Monday, April 10

Free as in Beer Java HTML Parsers

No, I'm not talking parsley, I'm talking parsing, not to be confused with one of my favorite grassy food garnishes. Looking to do some work in HTML? Let's talk options. First, let's face it-- Sun's sux. You'd think Sun would include a decent HTML parser in the core libraries, but they don't. The Swing HTML Parser is a joke. So, we'll be going open source for some industrial strength workhorses.

There's something for (almost) everyone's parsing needs. Does it need to be fast, work on anything, and have access to the DOM? You can't have everything! If its DOM you want you are going to take a performance hit -- its going to be less reliable and slower because HTML docs are messy. For my current situation I need a DOM tree, so I am going to focus primarily on those solutions. For those of you who want a fast, non-tree based tag parser, you might take a look at Jericho HTML parser, but I haven't used it. Now, on to the DOM Parsers!

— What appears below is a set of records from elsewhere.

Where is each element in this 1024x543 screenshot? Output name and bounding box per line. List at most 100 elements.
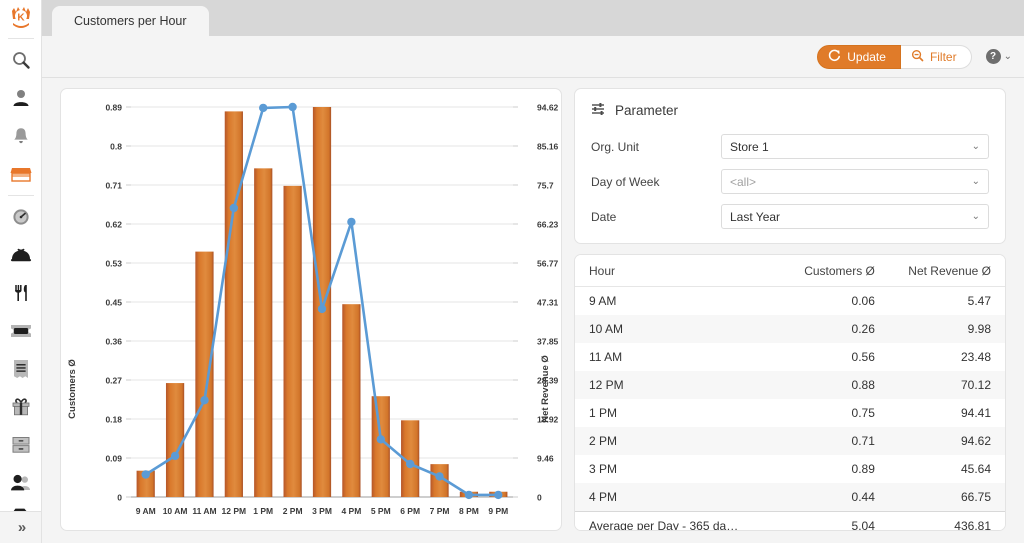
- customers-per-hour-chart[interactable]: 00.090.180.270.360.450.530.620.710.80.89…: [61, 89, 561, 530]
- right-axis-tick-label: 37.85: [537, 337, 559, 347]
- parameter-panel: Parameter Org. Unit Store 1 ⌄ Day of Wee…: [574, 88, 1006, 244]
- magnifier-minus-icon: [911, 49, 924, 65]
- ticket-icon[interactable]: [0, 312, 42, 350]
- cell-net-revenue: 5.47: [889, 287, 1005, 316]
- cell-customers: 0.56: [773, 343, 889, 371]
- chevron-down-icon: ⌄: [1004, 51, 1012, 62]
- gift-icon[interactable]: [0, 388, 42, 426]
- svg-text:K: K: [17, 13, 25, 24]
- cell-customers: 0.06: [773, 287, 889, 316]
- chart-line-point[interactable]: [377, 435, 385, 443]
- day-of-week-select[interactable]: <all> ⌄: [721, 169, 989, 194]
- chevron-double-right-icon: »: [18, 519, 24, 536]
- data-table-card[interactable]: Hour Customers Ø Net Revenue Ø 9 AM0.065…: [574, 254, 1006, 531]
- x-axis-tick-label: 4 PM: [341, 506, 361, 516]
- right-axis-tick-label: 75.7: [537, 181, 554, 191]
- people-icon[interactable]: [0, 464, 42, 502]
- cell-hour: 4 PM: [575, 483, 773, 512]
- user-icon[interactable]: [0, 79, 42, 117]
- table-row[interactable]: 10 AM0.269.98: [575, 315, 1005, 343]
- main-content: 00.090.180.270.360.450.530.620.710.80.89…: [42, 78, 1024, 543]
- chart-line-point[interactable]: [318, 305, 326, 313]
- chart-line-point[interactable]: [142, 470, 150, 478]
- chart-bar[interactable]: [342, 304, 360, 497]
- chart-line-point[interactable]: [288, 103, 296, 111]
- chart-line-point[interactable]: [435, 472, 443, 480]
- chart-line-point[interactable]: [347, 218, 355, 226]
- table-row[interactable]: 3 PM0.8945.64: [575, 455, 1005, 483]
- column-header-hour[interactable]: Hour: [575, 255, 773, 287]
- search-icon[interactable]: [0, 41, 42, 79]
- table-row[interactable]: 11 AM0.5623.48: [575, 343, 1005, 371]
- column-header-customers[interactable]: Customers Ø: [773, 255, 889, 287]
- left-axis-tick-label: 0.27: [105, 376, 122, 386]
- x-axis-tick-labels: 9 AM10 AM11 AM12 PM1 PM2 PM3 PM4 PM5 PM6…: [136, 506, 509, 516]
- chart-card: 00.090.180.270.360.450.530.620.710.80.89…: [60, 88, 562, 531]
- cell-net-revenue: 45.64: [889, 455, 1005, 483]
- date-value: Last Year: [730, 210, 780, 224]
- table-header-row: Hour Customers Ø Net Revenue Ø: [575, 255, 1005, 287]
- update-button[interactable]: Update: [817, 45, 901, 69]
- chart-bar[interactable]: [372, 396, 390, 497]
- chart-line-point[interactable]: [465, 491, 473, 499]
- table-row[interactable]: 4 PM0.4466.75: [575, 483, 1005, 512]
- chevron-down-icon: ⌄: [972, 176, 980, 187]
- table-row[interactable]: 12 PM0.8870.12: [575, 371, 1005, 399]
- bell-icon[interactable]: [0, 117, 42, 155]
- x-axis-tick-label: 1 PM: [253, 506, 273, 516]
- table-row[interactable]: 2 PM0.7194.62: [575, 427, 1005, 455]
- receipt-icon[interactable]: [0, 350, 42, 388]
- param-label-date: Date: [591, 210, 721, 224]
- cell-hour: 3 PM: [575, 455, 773, 483]
- help-icon: ?: [986, 49, 1001, 64]
- chart-line-point[interactable]: [406, 460, 414, 468]
- chart-line-point[interactable]: [494, 491, 502, 499]
- drawer-icon[interactable]: [0, 426, 42, 464]
- table-summary-row: Average per Day - 365 da…5.04436.81: [575, 512, 1005, 532]
- column-header-net-revenue[interactable]: Net Revenue Ø: [889, 255, 1005, 287]
- chart-line-point[interactable]: [230, 204, 238, 212]
- tab-bar: Customers per Hour: [42, 0, 1024, 36]
- chart-bar[interactable]: [225, 111, 243, 497]
- table-row[interactable]: 1 PM0.7594.41: [575, 399, 1005, 427]
- x-axis-tick-label: 9 AM: [136, 506, 156, 516]
- chart-bar[interactable]: [254, 168, 272, 497]
- cell-customers: 0.26: [773, 315, 889, 343]
- cell-net-revenue: 94.62: [889, 427, 1005, 455]
- left-axis-tick-label: 0.36: [105, 337, 122, 347]
- chart-bar[interactable]: [284, 186, 302, 497]
- x-axis-tick-label: 10 AM: [163, 506, 188, 516]
- sidebar-expand-button[interactable]: »: [0, 511, 42, 543]
- cell-customers: 0.44: [773, 483, 889, 512]
- x-axis-tick-label: 11 AM: [192, 506, 216, 516]
- chart-line-point[interactable]: [200, 396, 208, 404]
- x-axis-tick-label: 9 PM: [488, 506, 508, 516]
- cutlery-icon[interactable]: [0, 274, 42, 312]
- store-icon[interactable]: [0, 155, 42, 193]
- date-select[interactable]: Last Year ⌄: [721, 204, 989, 229]
- left-axis-tick-label: 0.62: [105, 220, 122, 230]
- left-axis-tick-label: 0.18: [105, 415, 122, 425]
- chart-line-point[interactable]: [171, 452, 179, 460]
- tab-customers-per-hour[interactable]: Customers per Hour: [52, 6, 209, 36]
- cell-hour: 1 PM: [575, 399, 773, 427]
- chart-bar[interactable]: [166, 383, 184, 497]
- filter-button[interactable]: Filter: [901, 45, 972, 69]
- cell-summary-customers: 5.04: [773, 512, 889, 532]
- hourly-data-table: Hour Customers Ø Net Revenue Ø 9 AM0.065…: [575, 255, 1005, 531]
- right-axis-tick-label: 85.16: [537, 142, 559, 152]
- table-row[interactable]: 9 AM0.065.47: [575, 287, 1005, 316]
- right-axis-tick-label: 56.77: [537, 259, 559, 269]
- org-unit-select[interactable]: Store 1 ⌄: [721, 134, 989, 159]
- table-body: 9 AM0.065.4710 AM0.269.9811 AM0.5623.481…: [575, 287, 1005, 532]
- gauge-icon[interactable]: [0, 198, 42, 236]
- brand-logo-icon[interactable]: K: [0, 0, 42, 36]
- cloche-icon[interactable]: [0, 236, 42, 274]
- right-axis-tick-label: 66.23: [537, 220, 559, 230]
- cell-net-revenue: 23.48: [889, 343, 1005, 371]
- left-axis-tick-label: 0.89: [105, 103, 122, 113]
- param-label-day-of-week: Day of Week: [591, 175, 721, 189]
- chart-line-point[interactable]: [259, 104, 267, 112]
- chart-bar[interactable]: [195, 252, 213, 497]
- help-menu-button[interactable]: ? ⌄: [986, 49, 1012, 64]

Here are the top three free Java HTML parsers (tree based), to my knowledge:
Let's start with the basics. Nutch (The "NPR of Search Engines") uses NekoHTML and TagSoup as its primary supported parsers. Here are some recent benchmarks (March 06) I ran across from the Nutch user mailing list (they were running into problems with Neko hanging). The benchmarks are from recent, but not the latest versions of these two parsers. Here's the summary:

NekoHTML is faster than TagSoup, but TagSoup parses almost anything and is generally more reliable.

I think its fair to say that Neko and TagSoup are the two most popular. I'm not sure who actually uses HTML Parser... but I haven't run into one yet in production. According to the above benchmarks it didn't distinguish itself in either speed or memory, consistingly taking longer to parse and using more memory than its competitors.

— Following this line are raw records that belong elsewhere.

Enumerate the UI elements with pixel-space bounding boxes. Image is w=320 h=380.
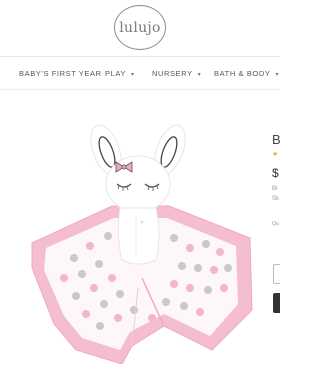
nav-item-babys-first-year[interactable]: BABY'S FIRST YEAR [19, 69, 102, 78]
product-brand-text: Br [272, 186, 278, 192]
add-to-cart-button[interactable] [273, 293, 280, 313]
main-nav: BABY'S FIRST YEAR PLAY ▾ NURSERY ▾ BATH & … [0, 58, 280, 90]
chevron-down-icon: ▾ [197, 72, 202, 78]
quantity-input[interactable] [273, 264, 280, 284]
quantity-label: Qu [272, 221, 279, 227]
site-header: lulujo [0, 0, 280, 57]
rating-stars[interactable]: ★ [272, 150, 278, 158]
nav-item-bath-body[interactable]: BATH & BODY ▾ [214, 69, 279, 78]
nav-item-label: BABY'S FIRST YEAR [19, 69, 102, 78]
nav-item-label: PLAY [105, 69, 127, 78]
nav-item-nursery[interactable]: NURSERY ▾ [152, 69, 201, 78]
chevron-down-icon: ▾ [275, 72, 280, 78]
bunny-lovey-icon [31, 124, 253, 365]
nav-item-play[interactable]: PLAY ▾ [105, 69, 135, 78]
nav-item-label: NURSERY [152, 69, 193, 78]
logo[interactable]: lulujo [114, 5, 166, 50]
logo-text: lulujo [119, 19, 161, 36]
chevron-down-icon: ▾ [131, 72, 135, 78]
nav-item-label: BATH & BODY [214, 69, 271, 78]
product-sku-text: Sk [272, 196, 280, 202]
product-image[interactable] [24, 118, 262, 365]
product-title: B [272, 132, 280, 147]
product-price: $ [272, 166, 279, 180]
product-details-panel: B ★ $ Br Sk Qu [272, 90, 280, 380]
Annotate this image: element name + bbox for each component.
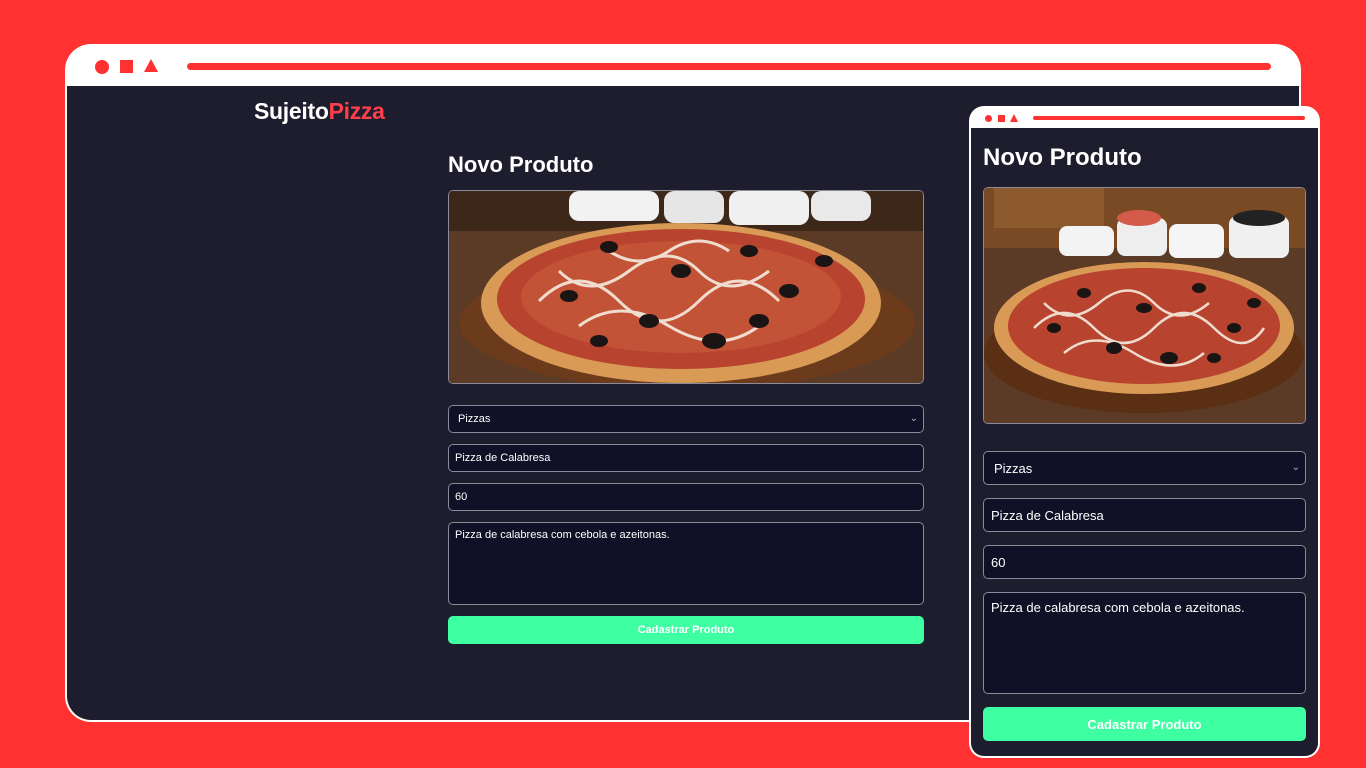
product-price-input-mobile[interactable]: 60 (983, 545, 1306, 579)
category-select-value-mobile: Pizzas (994, 461, 1033, 476)
product-price-input[interactable]: 60 (448, 483, 924, 511)
triangle-icon (1010, 114, 1018, 122)
chevron-down-icon: ⌄ (1291, 461, 1300, 473)
product-image-mobile[interactable] (983, 187, 1306, 424)
category-select-mobile[interactable]: Pizzas ⌄ (983, 451, 1306, 485)
mobile-viewport: Novo Produto Pizzas ⌄ Pizza de Calabresa… (971, 128, 1318, 756)
product-name-input[interactable]: Pizza de Calabresa (448, 444, 924, 472)
chevron-down-icon: ⌄ (909, 412, 918, 424)
product-form: Novo Produto Pizzas ⌄ Pizza de Calabresa… (448, 152, 924, 644)
product-description-textarea[interactable]: Pizza de calabresa com cebola e azeitona… (448, 522, 924, 605)
circle-icon (985, 115, 992, 122)
triangle-icon (144, 59, 158, 72)
square-icon (120, 60, 133, 73)
brand-logo-part1: Sujeito (254, 98, 329, 124)
address-bar[interactable] (187, 63, 1271, 70)
product-image[interactable] (448, 190, 924, 384)
product-form-mobile: Novo Produto Pizzas ⌄ Pizza de Calabresa… (983, 144, 1306, 741)
address-bar[interactable] (1033, 116, 1305, 120)
page-title-mobile: Novo Produto (983, 144, 1142, 171)
mobile-browser-window: Novo Produto Pizzas ⌄ Pizza de Calabresa… (969, 106, 1320, 758)
submit-product-button[interactable]: Cadastrar Produto (448, 616, 924, 644)
brand-logo[interactable]: SujeitoPizza (254, 98, 385, 125)
page-title: Novo Produto (448, 152, 594, 177)
category-select-value: Pizzas (458, 413, 491, 425)
browser-title-bar (65, 44, 1301, 86)
mockup-stage: SujeitoPizza Novo Produto Pizzas ⌄ Pizza… (0, 0, 1366, 768)
product-description-textarea-mobile[interactable]: Pizza de calabresa com cebola e azeitona… (983, 592, 1306, 694)
circle-icon (95, 60, 109, 74)
brand-logo-part2: Pizza (328, 98, 385, 124)
product-name-input-mobile[interactable]: Pizza de Calabresa (983, 498, 1306, 532)
square-icon (998, 115, 1005, 122)
submit-product-button-mobile[interactable]: Cadastrar Produto (983, 707, 1306, 741)
category-select[interactable]: Pizzas ⌄ (448, 405, 924, 433)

Another project worth mentioning is JTidy. JTidy is a HTML cleaner and formatter -- and a gosh darn good one at that. In the process of cleaning it also happens to parse the HTML and so it can also be used as a parser. It is in the Nutch Sandbox, but it isn't "supported." I have heard of projects using it (mostly for testing) and it is reportedly a very reliable tool that produces DOM / XTML from otherwise rubbish code. However, I haven't used it -- so you'll have to do your own research with that one.

Happy HTML chopping-- keep those knives sharp and practice safe error handling!

1 comment:

  1. I went from TagSoup to NekoHTML a few weeks ago after using TagSoup for about 2 years in a project. NekoHTML 1.9.12 release seems to be a lot more correct than TagSoup. TagSoup seems to be now a dead project as there haven't been any changes since 2007.